Gravitational Collapse in the Post-Inflationary Universe

TL;DR

This paper explores how gravitational collapse of the inflaton field during a post-inflationary matter-dominated epoch can lead to early universe structures, including potential primordial black holes, using simulations and semi-analytic models.

Contribution

It introduces a novel combination of N-body and Schrödinger-Poisson simulations to study inflaton halo formation and predicts the possible formation of primordial black holes from inflaton star collapse.

Findings

Inflaton halos can reach overdensities of 10^15 within 20 e-folds.
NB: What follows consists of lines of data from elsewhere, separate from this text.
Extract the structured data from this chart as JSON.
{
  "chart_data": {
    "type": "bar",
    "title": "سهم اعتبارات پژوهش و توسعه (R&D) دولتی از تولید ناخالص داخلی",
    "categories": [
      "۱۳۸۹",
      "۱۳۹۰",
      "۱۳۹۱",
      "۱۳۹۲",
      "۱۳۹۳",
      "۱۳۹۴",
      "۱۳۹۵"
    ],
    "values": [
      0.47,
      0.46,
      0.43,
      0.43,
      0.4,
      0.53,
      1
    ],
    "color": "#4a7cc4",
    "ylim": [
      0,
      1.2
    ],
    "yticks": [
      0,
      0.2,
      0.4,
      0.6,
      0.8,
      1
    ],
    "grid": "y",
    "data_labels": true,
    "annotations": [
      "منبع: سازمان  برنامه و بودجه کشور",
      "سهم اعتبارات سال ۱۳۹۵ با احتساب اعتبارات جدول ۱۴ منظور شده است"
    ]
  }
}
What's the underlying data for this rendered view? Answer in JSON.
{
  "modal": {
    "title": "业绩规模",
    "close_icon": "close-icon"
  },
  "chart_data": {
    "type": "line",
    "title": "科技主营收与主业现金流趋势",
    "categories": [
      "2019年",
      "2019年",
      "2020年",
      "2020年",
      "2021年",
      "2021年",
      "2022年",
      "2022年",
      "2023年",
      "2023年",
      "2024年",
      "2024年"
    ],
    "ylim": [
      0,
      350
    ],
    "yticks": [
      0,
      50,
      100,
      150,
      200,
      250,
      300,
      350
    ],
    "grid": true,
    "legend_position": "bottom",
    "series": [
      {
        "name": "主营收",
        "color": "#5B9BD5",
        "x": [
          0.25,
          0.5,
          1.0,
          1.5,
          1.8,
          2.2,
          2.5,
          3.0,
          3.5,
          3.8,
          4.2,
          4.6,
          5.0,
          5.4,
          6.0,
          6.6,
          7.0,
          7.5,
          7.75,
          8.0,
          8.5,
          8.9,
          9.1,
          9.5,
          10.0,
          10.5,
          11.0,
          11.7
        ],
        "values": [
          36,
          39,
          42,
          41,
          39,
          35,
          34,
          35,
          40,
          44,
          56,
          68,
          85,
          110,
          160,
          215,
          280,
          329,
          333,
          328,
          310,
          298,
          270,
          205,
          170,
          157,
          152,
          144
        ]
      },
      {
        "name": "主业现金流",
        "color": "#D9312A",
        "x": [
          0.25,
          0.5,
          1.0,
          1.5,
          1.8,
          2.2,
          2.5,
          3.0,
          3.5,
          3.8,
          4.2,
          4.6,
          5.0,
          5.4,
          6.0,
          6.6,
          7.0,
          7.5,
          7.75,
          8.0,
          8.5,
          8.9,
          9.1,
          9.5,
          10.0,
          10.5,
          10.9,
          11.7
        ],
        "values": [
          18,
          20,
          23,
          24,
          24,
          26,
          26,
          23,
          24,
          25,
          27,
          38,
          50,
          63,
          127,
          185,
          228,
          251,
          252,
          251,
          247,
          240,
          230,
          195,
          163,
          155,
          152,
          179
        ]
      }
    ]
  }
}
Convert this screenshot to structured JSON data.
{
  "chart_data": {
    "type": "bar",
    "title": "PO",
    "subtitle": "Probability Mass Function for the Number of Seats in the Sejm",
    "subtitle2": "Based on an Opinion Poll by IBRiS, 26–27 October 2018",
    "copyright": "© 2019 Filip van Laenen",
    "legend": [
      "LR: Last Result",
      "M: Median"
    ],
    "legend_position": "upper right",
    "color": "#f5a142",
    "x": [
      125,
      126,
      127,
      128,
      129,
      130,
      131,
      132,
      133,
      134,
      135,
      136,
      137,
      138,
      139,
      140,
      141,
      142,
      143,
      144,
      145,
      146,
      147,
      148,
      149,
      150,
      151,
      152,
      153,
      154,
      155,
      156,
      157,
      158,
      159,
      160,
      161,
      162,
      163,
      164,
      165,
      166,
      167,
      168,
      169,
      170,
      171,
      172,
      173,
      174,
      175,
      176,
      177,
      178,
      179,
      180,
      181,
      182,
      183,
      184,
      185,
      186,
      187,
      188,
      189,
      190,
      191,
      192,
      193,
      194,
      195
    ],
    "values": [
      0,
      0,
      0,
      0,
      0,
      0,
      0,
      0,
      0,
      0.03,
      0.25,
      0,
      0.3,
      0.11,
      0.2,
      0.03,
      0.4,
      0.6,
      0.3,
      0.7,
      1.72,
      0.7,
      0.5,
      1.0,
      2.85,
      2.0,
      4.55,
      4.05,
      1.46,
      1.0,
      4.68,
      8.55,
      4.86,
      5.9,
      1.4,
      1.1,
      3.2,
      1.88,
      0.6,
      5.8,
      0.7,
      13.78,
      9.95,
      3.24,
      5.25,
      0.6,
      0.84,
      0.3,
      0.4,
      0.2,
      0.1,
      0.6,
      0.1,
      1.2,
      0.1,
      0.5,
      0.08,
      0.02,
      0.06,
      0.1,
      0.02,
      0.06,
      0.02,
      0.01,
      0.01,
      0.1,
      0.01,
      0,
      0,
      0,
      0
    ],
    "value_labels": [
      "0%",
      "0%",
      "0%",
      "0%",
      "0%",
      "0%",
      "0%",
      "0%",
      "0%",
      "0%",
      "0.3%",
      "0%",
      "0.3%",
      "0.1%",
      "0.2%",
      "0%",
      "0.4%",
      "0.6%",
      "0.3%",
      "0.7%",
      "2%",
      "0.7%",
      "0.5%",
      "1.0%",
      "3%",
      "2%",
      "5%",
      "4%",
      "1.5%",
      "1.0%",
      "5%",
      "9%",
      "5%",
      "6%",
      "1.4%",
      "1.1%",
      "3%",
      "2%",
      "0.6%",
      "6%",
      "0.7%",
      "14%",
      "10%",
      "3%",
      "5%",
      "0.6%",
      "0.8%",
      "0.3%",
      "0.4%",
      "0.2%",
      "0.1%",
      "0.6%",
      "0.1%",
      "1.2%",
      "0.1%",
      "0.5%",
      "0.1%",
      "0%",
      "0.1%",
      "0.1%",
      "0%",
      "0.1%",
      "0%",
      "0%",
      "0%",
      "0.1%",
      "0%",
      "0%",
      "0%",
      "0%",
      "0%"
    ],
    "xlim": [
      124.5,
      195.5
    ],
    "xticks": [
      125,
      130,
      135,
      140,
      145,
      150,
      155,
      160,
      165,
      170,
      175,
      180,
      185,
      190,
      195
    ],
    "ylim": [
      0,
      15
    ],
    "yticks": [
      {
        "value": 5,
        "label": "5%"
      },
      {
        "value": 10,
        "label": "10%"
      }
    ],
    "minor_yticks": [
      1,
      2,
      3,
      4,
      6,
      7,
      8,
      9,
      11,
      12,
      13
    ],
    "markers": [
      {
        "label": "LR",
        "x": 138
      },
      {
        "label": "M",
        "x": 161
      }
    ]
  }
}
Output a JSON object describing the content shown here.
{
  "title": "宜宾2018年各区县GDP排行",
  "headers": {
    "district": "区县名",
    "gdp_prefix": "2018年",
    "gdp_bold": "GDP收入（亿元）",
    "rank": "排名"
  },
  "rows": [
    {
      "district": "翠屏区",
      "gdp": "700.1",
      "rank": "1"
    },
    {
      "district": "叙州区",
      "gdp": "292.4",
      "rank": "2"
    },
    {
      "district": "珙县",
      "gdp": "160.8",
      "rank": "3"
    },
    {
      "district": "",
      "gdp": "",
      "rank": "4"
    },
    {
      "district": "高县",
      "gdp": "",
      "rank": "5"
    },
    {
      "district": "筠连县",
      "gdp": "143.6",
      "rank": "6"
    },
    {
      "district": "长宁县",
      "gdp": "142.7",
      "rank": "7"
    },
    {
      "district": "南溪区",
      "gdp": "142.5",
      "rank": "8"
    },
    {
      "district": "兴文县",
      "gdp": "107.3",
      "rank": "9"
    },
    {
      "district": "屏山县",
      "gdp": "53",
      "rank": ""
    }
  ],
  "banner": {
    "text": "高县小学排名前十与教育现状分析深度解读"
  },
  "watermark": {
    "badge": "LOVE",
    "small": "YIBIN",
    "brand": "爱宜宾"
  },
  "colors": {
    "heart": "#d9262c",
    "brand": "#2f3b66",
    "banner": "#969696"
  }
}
Inflaton stars can have radii smaller than the Schwarzschild radius.

Some inflaton stars may collapse into primordial black holes.

Abstract

The Universe may pass through an effectively matter-dominated epoch between inflation and Big Bang Nucleosynthesis during which gravitationally bound structures can form on subhorizon scales. In particular, the inflaton field can collapse into inflaton halos, forming "large scale" structure in the very early universe. We combine N-body simulations with high-resolution zoom-in regions in which the non-relativistic Schr\"odinger-Poisson equations are used to resolve the detailed, wave-like structure of inflaton halos. Solitonic cores form inside them, matching structure formation simulations with axion-like particles in the late-time universe. We denote these objects \textit{inflaton stars}, by analogy with boson stars. Based on a semi-analytic formalism we compute their overall mass distribution which shows that some regions will reach overdensities of $10^{15}$ if the early matter-dominated epoch lasts for 20 $e$-folds. The radii of the most massive inflaton stars can shrink below the Schwarzschild radius, suggesting that they could form primordial black holes prior to thermalization.